Reason and Meaning

Module Leader:
Ruben Noorloos
Status:
Confirmed
Year/Term:
2019-2020 Summer
Level:
Immersion 1
Division:
Natural Sciences
Credit:
8

This module provides an introduction to the study of reasoning and meaning. It deals with such questions as, What is an argument? How do we study arguments? and What is the meaning of a text? These are core questions not just for philosophy, but for logic and linguistics, and in addition their study provides central skills for any area of study that involves arguments and texts (so, basically, any area of study at all).

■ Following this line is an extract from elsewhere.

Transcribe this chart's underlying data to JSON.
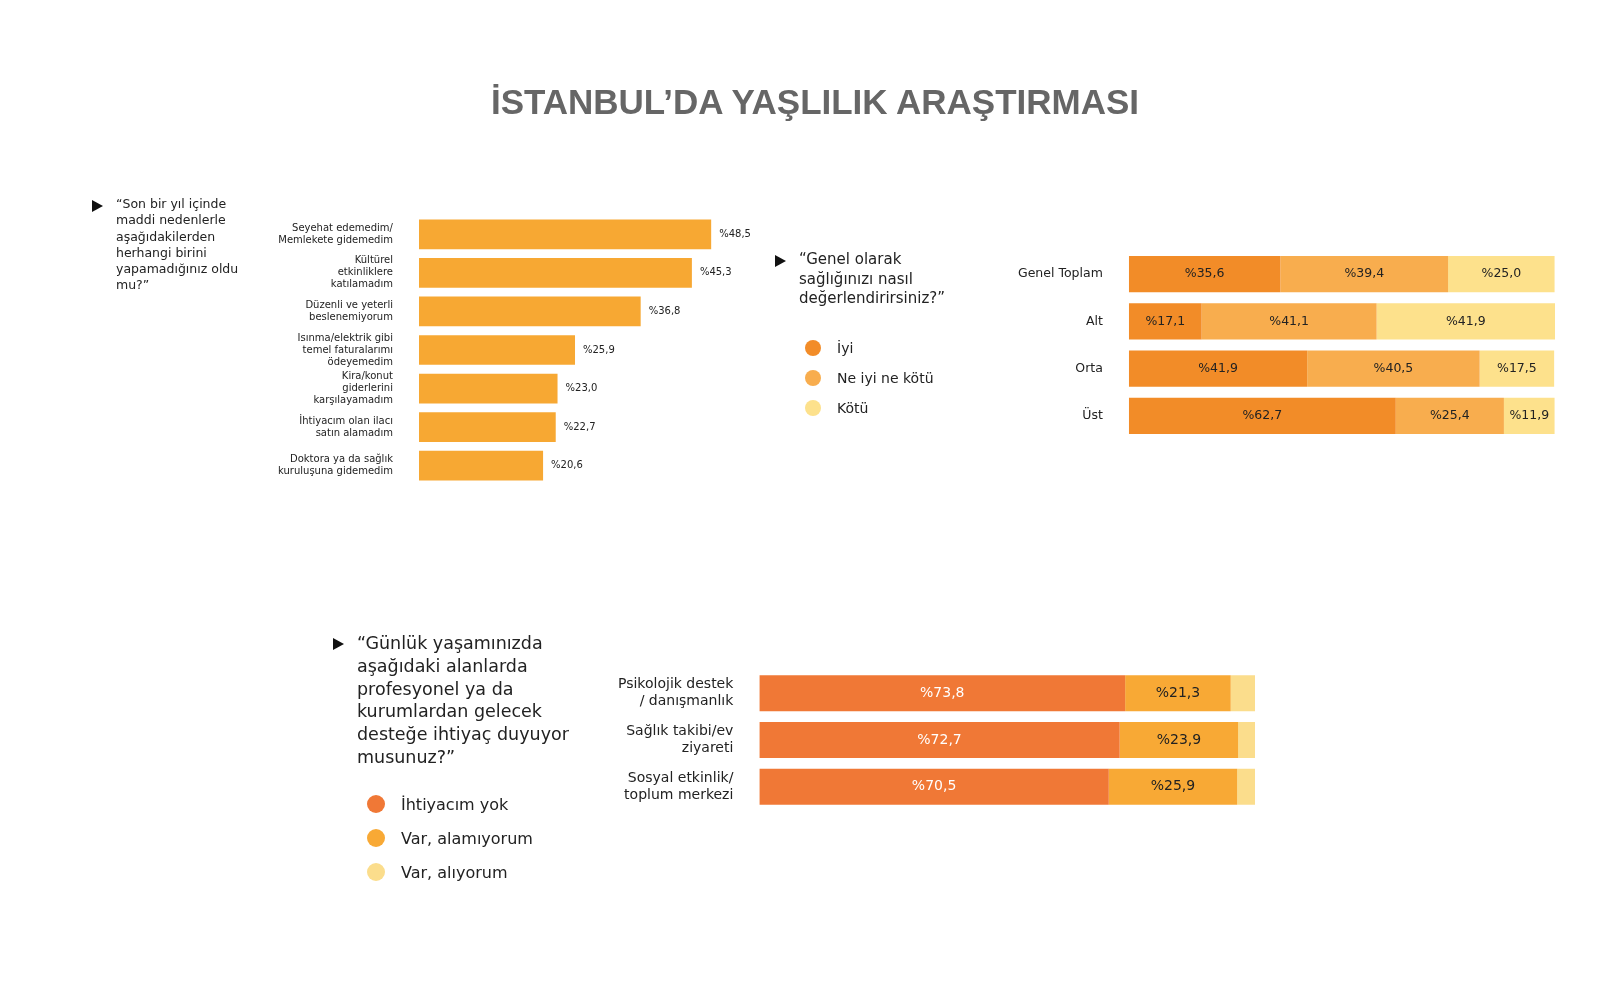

The module begins by considering the fundamental features of an argument, such as its logical form, and its validity and soundness. Then we move into the formal study of reasoning as such, with an introduction to propositional and predicate logic. Among other things, students learn how to construct truth tables for logical statements, and they learn how to translate sentences of natural language into logical notation. The second half of the module gives an introduction to semantics, the branch of linguistics and logic that deals with the formal study of linguistic meaning. Underlying the entire module is the question to what extent reasoning and meaning can be given a (completely) formal or computational treatment. This manifests in two questions in the second half of the course: first, are computers capable of reasoning and meaning things the way humans are capable of it? And second, is a formal theory of meaning even possible in the first place?